Exercise Reduces the Cognitive Consequences of Aging
A fair number of new research results have appeared in the past few weeks relating to ways to modestly reduce the pace of cognitive aging. As we age the mind declines due to a range of failures in the physical structure of the brain that arise from the SENS catalog of low-level cellular and molecular damage of aging. One of the more important ways in which the physical structure of the brain is impacted is via failing cardiovascular health, meaning both a degeneration of the overall process of effectively driving blood through the brain and also a progressive failure of blood vessels, involving loss of tissue elasticity and structural integrity. You might read up on vascular dementia to see how the late stages of this process go, but it is worth remembering that significant damage and failing function exists in the brain's network of blood vessels long before it rises to the level of diagnosis as a named disease or catastrophic structural failure such as a stroke.

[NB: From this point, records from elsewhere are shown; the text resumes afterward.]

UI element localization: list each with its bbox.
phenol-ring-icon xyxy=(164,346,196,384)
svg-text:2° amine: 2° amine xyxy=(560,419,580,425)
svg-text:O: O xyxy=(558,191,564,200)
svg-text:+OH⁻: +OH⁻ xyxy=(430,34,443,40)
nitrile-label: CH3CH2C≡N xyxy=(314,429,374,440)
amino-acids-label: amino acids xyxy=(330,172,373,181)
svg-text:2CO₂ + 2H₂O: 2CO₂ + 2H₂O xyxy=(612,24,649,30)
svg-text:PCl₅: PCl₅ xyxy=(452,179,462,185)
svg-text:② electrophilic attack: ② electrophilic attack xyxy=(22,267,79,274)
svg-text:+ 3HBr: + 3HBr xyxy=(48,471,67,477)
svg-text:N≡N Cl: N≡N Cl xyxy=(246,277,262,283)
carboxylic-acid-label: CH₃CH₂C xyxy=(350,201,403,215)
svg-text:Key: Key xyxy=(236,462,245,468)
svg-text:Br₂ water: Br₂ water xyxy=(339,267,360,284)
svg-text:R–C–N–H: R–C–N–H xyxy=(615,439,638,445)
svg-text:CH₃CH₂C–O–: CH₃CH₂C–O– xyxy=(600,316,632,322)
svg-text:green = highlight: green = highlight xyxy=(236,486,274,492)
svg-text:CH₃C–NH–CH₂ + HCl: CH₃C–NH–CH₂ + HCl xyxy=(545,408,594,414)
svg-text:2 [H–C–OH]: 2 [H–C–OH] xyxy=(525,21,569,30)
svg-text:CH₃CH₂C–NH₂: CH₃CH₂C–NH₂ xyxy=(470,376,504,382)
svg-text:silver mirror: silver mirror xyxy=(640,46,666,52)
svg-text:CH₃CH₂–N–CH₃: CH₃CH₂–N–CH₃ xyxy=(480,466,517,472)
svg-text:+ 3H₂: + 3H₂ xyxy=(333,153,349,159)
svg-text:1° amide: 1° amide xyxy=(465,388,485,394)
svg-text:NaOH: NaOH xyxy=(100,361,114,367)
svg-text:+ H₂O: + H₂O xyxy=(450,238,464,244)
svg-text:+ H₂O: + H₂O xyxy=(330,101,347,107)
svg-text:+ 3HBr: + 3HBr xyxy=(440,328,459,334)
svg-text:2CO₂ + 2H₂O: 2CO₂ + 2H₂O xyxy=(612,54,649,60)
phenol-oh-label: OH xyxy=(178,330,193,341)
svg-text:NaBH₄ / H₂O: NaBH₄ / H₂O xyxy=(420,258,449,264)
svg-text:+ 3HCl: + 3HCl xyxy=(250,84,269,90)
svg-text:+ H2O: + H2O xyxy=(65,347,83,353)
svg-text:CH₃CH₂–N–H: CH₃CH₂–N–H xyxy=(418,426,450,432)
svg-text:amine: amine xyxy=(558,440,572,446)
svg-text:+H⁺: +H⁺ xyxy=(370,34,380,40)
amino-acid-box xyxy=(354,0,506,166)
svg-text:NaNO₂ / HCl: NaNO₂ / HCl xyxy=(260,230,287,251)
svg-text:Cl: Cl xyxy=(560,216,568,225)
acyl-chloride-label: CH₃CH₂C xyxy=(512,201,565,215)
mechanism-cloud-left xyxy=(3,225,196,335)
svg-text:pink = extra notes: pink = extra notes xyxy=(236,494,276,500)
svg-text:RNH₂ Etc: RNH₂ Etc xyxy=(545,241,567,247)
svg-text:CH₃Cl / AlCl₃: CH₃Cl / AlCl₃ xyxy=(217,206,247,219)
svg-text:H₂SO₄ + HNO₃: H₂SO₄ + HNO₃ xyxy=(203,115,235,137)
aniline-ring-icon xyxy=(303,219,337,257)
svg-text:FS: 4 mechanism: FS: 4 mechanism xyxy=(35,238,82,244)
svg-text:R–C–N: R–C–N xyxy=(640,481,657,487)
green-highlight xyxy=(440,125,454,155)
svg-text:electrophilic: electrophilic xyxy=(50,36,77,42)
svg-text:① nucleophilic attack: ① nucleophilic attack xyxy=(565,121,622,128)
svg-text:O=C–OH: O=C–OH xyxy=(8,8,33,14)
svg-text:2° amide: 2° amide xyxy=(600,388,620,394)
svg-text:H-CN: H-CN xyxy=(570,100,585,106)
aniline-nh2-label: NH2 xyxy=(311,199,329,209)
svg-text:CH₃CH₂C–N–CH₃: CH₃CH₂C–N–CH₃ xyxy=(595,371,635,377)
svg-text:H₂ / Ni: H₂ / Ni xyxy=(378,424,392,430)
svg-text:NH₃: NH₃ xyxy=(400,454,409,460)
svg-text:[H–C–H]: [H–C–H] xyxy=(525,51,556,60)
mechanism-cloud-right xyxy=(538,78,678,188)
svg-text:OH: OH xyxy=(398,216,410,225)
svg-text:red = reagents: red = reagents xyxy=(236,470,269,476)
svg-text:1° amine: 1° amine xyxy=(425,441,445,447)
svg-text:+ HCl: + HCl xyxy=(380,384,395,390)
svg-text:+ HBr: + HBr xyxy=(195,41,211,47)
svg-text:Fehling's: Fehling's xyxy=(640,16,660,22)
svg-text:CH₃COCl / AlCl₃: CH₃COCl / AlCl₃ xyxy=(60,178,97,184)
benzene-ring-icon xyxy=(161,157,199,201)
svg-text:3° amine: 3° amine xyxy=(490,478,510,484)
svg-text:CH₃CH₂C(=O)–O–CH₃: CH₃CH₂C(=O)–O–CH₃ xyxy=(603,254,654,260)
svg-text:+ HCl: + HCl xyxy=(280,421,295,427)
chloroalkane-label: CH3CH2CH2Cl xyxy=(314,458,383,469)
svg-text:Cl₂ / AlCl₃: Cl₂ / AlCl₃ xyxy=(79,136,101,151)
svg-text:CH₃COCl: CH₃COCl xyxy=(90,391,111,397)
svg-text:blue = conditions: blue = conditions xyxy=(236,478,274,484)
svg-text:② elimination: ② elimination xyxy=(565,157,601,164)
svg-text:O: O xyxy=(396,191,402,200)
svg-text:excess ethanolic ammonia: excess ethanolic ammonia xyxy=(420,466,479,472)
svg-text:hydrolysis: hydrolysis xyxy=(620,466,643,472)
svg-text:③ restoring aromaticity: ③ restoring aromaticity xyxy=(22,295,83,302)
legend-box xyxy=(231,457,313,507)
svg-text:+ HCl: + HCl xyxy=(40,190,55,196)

Aging is a progressive, accelerating decline that starts with small consequences and minor losses of function, easily ignored. But these small degenerations will also be repaired in a future of rejuvenation therapies: no-one will wait for decades before undergoing periodic treatments to repair the harms that accumulate in our biochemistry. The next big goal for medical science, something to work towards over the next half century, is an assurance of perfect health for everyone, continuing for as long as desired.
We are still a way away from that point, however, and so the researchers of today continue to point out that exercise remains one of the most effective means available to slow the onset of degenerative aging. That we live in an age of biotechnology and progress and that exercise is still head and shoulders above most medical technologies should really be taken as a challenge. We can do better, and we should do better, and we must do better if we want to live longer in good health.
Study finds aerobic exercise improves memory, brain function and physical fitness
For the study, sedentary adults ages 57-75 were randomized into a physical training or a wait-list control group. The physical training group participated in supervised aerobic exercise on a stationary bike or treadmill for one hour, three times a week for 12 weeks. Participants' cognition, resting cerebral blood flow, and cardiovascular fitness were assessed at three time points: before beginning the physical exercise regimen, mid-way through at 6 weeks, and post-training at 12 weeks.Exercisers who improved their memory performance also showed greater increase in brain blood flow to the hippocampus. Using noninvasive brain imaging techniques, brain changes were identified earlier than memory improvements, implicating brain blood flow as a promising and sensitive metric of brain health gains across treatment regimens.
"Physical exercise may be one of the most beneficial and cost-effective therapies widely available to everyone to elevate memory performance. These findings should motivate adults of all ages to start exercising aerobically. In another recent study, we have shown that complex mental training increases whole brain blood flow as well as regional brain blood flow across key brain networks. The combination of physical and mental exercise may be the best health measures to improve overall cognitive brain health. We have just begun to test the upper boundaries of how we can enhance our brain's performance into late life."
Shorter term aerobic exercise improves brain, cognition, and cardiovascular fitness in aging
Physical exercise, particularly aerobic exercise, is documented as providing a low cost regimen to counter well-documented cognitive declines including memory, executive function, visuospatial skills, and processing speed in normally aging adults. Prior aging studies focused largely on the effects of medium to long term (more than 6 months) exercise training; however, the shorter term effects have not been studied. In the present study, we examined changes in brain blood flow, cognition, and fitness in 37 cognitively healthy sedentary adults (57-75 years of age) who were randomized into physical training or a wait-list control group.The physical training group received supervised aerobic exercise for 3 sessions per week 1 h each for 12 weeks. Participants' cognitive, cardiovascular fitness and resting cerebral blood flow (CBF) were assessed at baseline (T1), mid (T2), and post-training (T3). We found higher resting CBF in the anterior cingulate region in the physical training group as compared to the control group from T1 to T3. Cognitive gains were manifested in the exercise group's improved immediate and delayed memory performance from T1 to T3 which also showed a significant positive association with increases in both left and right hippocampal CBF identified earlier in the time course at T2.
These data suggest that even shorter term aerobic exercise can facilitate neuroplasticity to reduce both the biological and cognitive consequences of aging to benefit brain health in sedentary adults.